1. Field of the Invention
The invention relates to an ink ejecting device having an ink ejecting head which is installed exchangeably therein.
2. Description of Related Art
In a conventional ink ejecting device, the ink ejecting head can be easily detached from the ink ejecting device and exchanged with a new one in consideration of the durability of the driving elements in the ink ejecting head. This type of ink ejecting device can be used much longer if the ink ejecting head is exchanged with a new one. Therefore, this type of device is very useful to users. There is a proposal that the head exchange time for such a device is determined for the user by counting the number of driving times of the driving element of the head and, at a predetermined count, replacing the ink ejecting head to prevent a decrease in the printing quality.

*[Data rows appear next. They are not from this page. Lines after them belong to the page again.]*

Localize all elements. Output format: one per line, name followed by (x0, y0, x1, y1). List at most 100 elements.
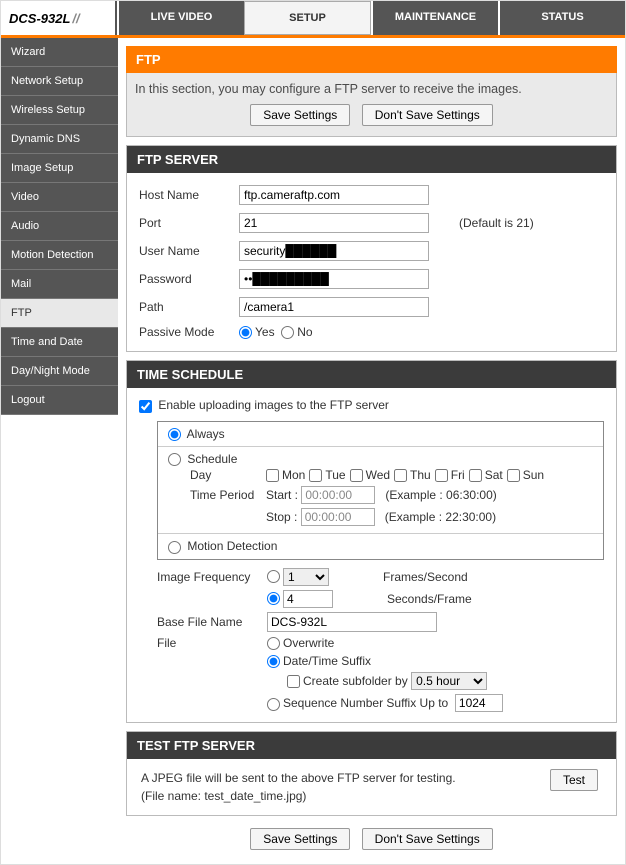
day-mon[interactable]: Mon (266, 468, 305, 482)
port-label: Port (139, 216, 239, 230)
port-hint: (Default is 21) (429, 216, 534, 230)
always-option[interactable]: Always (168, 427, 225, 441)
dont-save-settings-top-button[interactable]: Don't Save Settings (362, 104, 493, 126)
sequence-suffix-input[interactable] (455, 694, 503, 712)
day-label: Day (190, 468, 266, 482)
path-label: Path (139, 300, 239, 314)
content: FTP In this section, you may configure a… (118, 38, 625, 864)
test-line2: (File name: test_date_time.jpg) (141, 787, 456, 805)
day-thu[interactable]: Thu (394, 468, 431, 482)
test-line1: A JPEG file will be sent to the above FT… (141, 769, 456, 787)
test-ftp-text: A JPEG file will be sent to the above FT… (141, 769, 456, 805)
dont-save-settings-bottom-button[interactable]: Don't Save Settings (362, 828, 493, 850)
start-label: Start : (266, 488, 298, 502)
sequence-suffix-radio[interactable] (267, 698, 280, 711)
sidebar-item-mail[interactable]: Mail (1, 270, 118, 299)
passive-no-option[interactable]: No (281, 325, 312, 339)
user-name-input[interactable] (239, 241, 429, 261)
save-settings-bottom-button[interactable]: Save Settings (250, 828, 350, 850)
logo-slashes: // (70, 11, 79, 26)
host-name-input[interactable] (239, 185, 429, 205)
sidebar-item-network-setup[interactable]: Network Setup (1, 67, 118, 96)
spf-unit: Seconds/Frame (387, 592, 472, 606)
motion-detection-option[interactable]: Motion Detection (168, 539, 277, 553)
file-label: File (157, 636, 267, 650)
port-input[interactable] (239, 213, 429, 233)
enable-upload-checkbox[interactable] (139, 400, 152, 413)
save-settings-top-button[interactable]: Save Settings (250, 104, 350, 126)
day-fri[interactable]: Fri (435, 468, 465, 482)
fps-select[interactable]: 1 (283, 568, 329, 586)
image-frequency-label: Image Frequency (157, 570, 267, 584)
top-bar: DCS-932L // LIVE VIDEO SETUP MAINTENANCE… (1, 1, 625, 38)
fps-unit: Frames/Second (383, 570, 468, 584)
sidebar-item-time-and-date[interactable]: Time and Date (1, 328, 118, 357)
sequence-suffix-option[interactable]: Sequence Number Suffix Up to (267, 696, 448, 710)
product-name: DCS-932L (9, 11, 70, 26)
password-input[interactable] (239, 269, 429, 289)
time-schedule-heading: TIME SCHEDULE (127, 361, 616, 388)
create-subfolder-select[interactable]: 0.5 hour (411, 672, 487, 690)
passive-mode-label: Passive Mode (139, 325, 239, 339)
day-tue[interactable]: Tue (309, 468, 345, 482)
sidebar-item-day-night-mode[interactable]: Day/Night Mode (1, 357, 118, 386)
start-example: (Example : 06:30:00) (385, 488, 496, 502)
stop-example: (Example : 22:30:00) (385, 510, 496, 524)
base-file-name-label: Base File Name (157, 615, 267, 629)
sidebar-item-dynamic-dns[interactable]: Dynamic DNS (1, 125, 118, 154)
sidebar-item-wizard[interactable]: Wizard (1, 38, 118, 67)
intro-text: In this section, you may configure a FTP… (133, 78, 610, 104)
motion-detection-radio[interactable] (168, 541, 181, 554)
schedule-option[interactable]: Schedule (168, 452, 237, 466)
enable-upload-option[interactable]: Enable uploading images to the FTP serve… (139, 398, 389, 412)
ftp-server-heading: FTP SERVER (127, 146, 616, 173)
sidebar: Wizard Network Setup Wireless Setup Dyna… (1, 38, 118, 415)
page-title: FTP (126, 46, 617, 73)
date-time-suffix-radio[interactable] (267, 655, 280, 668)
tab-maintenance[interactable]: MAINTENANCE (371, 1, 498, 35)
passive-no-radio[interactable] (281, 326, 294, 339)
passive-yes-option[interactable]: Yes (239, 325, 275, 339)
test-button[interactable]: Test (550, 769, 598, 791)
time-period-label: Time Period (190, 488, 266, 502)
user-name-label: User Name (139, 244, 239, 258)
path-input[interactable] (239, 297, 429, 317)
spf-input[interactable] (283, 590, 333, 608)
day-wed[interactable]: Wed (350, 468, 390, 482)
sidebar-item-video[interactable]: Video (1, 183, 118, 212)
day-sat[interactable]: Sat (469, 468, 503, 482)
sidebar-item-image-setup[interactable]: Image Setup (1, 154, 118, 183)
date-time-suffix-option[interactable]: Date/Time Suffix (267, 654, 371, 668)
sidebar-item-logout[interactable]: Logout (1, 386, 118, 415)
ftp-server-panel: FTP SERVER Host Name Port (Default is 21… (126, 145, 617, 352)
spf-radio[interactable] (267, 592, 280, 605)
tab-live-video[interactable]: LIVE VIDEO (117, 1, 244, 35)
stop-label: Stop : (266, 510, 297, 524)
sidebar-item-motion-detection[interactable]: Motion Detection (1, 241, 118, 270)
passive-yes-radio[interactable] (239, 326, 252, 339)
host-name-label: Host Name (139, 188, 239, 202)
schedule-radio[interactable] (168, 453, 181, 466)
test-ftp-panel: TEST FTP SERVER A JPEG file will be sent… (126, 731, 617, 816)
create-subfolder-checkbox[interactable] (287, 675, 300, 688)
sidebar-item-ftp[interactable]: FTP (1, 299, 118, 328)
tab-status[interactable]: STATUS (498, 1, 625, 35)
main-tabs: LIVE VIDEO SETUP MAINTENANCE STATUS (117, 1, 625, 35)
start-time-input[interactable] (301, 486, 375, 504)
always-radio[interactable] (168, 428, 181, 441)
product-logo: DCS-932L // (1, 1, 117, 35)
create-subfolder-label: Create subfolder by (303, 674, 408, 688)
day-sun[interactable]: Sun (507, 468, 544, 482)
stop-time-input[interactable] (301, 508, 375, 526)
base-file-name-input[interactable] (267, 612, 437, 632)
schedule-mode-box: Always Schedule Day Mon Tue (157, 421, 604, 560)
overwrite-option[interactable]: Overwrite (267, 636, 334, 650)
sidebar-item-audio[interactable]: Audio (1, 212, 118, 241)
fps-radio[interactable] (267, 570, 280, 583)
time-schedule-panel: TIME SCHEDULE Enable uploading images to… (126, 360, 617, 723)
test-ftp-heading: TEST FTP SERVER (127, 732, 616, 759)
tab-setup[interactable]: SETUP (244, 1, 371, 35)
sidebar-item-wireless-setup[interactable]: Wireless Setup (1, 96, 118, 125)
password-label: Password (139, 272, 239, 286)
overwrite-radio[interactable] (267, 637, 280, 650)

On the other hand, U.S. Pat. No. 5,202,702 discloses ink ejecting devices having a cleaning mechanism for cleaning the ink ejecting head. A wiper slides on a nozzle surface to clean dust or ink drip from the nozzle surface. Further, a water-repellent layer formed on the nozzle surface prevents unnecessary ink droplets from sticking to the nozzle surface. Due to the wiper and the water-repellent layer, ink droplets are ejected straight and exactly toward a printing medium. Recent ink ejecting devices have both the above-mentioned wiper and the water-repellent layer to achieve a higher-level printing quality. In these types of devices, the nozzle surface is cleaned by the wiper when the power is turned on or off, during printing operations, or after a predetermined number of characters or a predetermined number of pages have been printed.
However, since the driving elements of the ink ejecting devices have a longer durability, the exchange time is not determined until the driving elements are driven for quite a long time.
On the other hand, in the ink ejecting devices having both the wiper and the water-repellent layer, the water-repellent layer on the nozzle surface flakes off gradually whenever the cleaning operation is performed. Therefore, since it cannot be prevented that unnecessary ink droplets stick to the nozzle surface as the water-repellent layer is degraded, the printing quality is decreased. Especially if a pigment ink having good printing quality is used and the nozzle surface is cleaned sandwiching particles of the pigment ink between the water-repellent layer and the wiper, there is possibility that the water-repellent layer is easily flaked off. Moreover, since the cleaning operation is made whenever the power is turned on or off, the water-repellent layer flakes off more rapidly if the power is frequently turned on or off.
Since, in such ink ejecting devices, the cleaning operation occurs with the same timing as before the flaking-off of the water-repellent layer even after the water-repellent layer flakes off, unnecessary ink droplets stick to the nozzle surface for a long period of time and the printing quality is decreased during that period. It is possible that the user recognizes or the device has means to recognize the decrease in the printing quality for replacement of the ink ejecting head to thereby solve the above-mentioned problem. However, an ink ejecting head for use as a replacement is not always prepared for the user. In this case, the ink ejecting device cannot be used until the user obtains an ink ejecting head for replacement.
When the above-mentioned head exchange informing function is applied to the ink ejecting device having both the wiper and the water-repellent layer, the water-repellent layer flakes off before the driving elements wear out. Therefore, the printing quality decreases and the user normally does not notice the decrease in the printing quality, at least not until it has significantly decreased.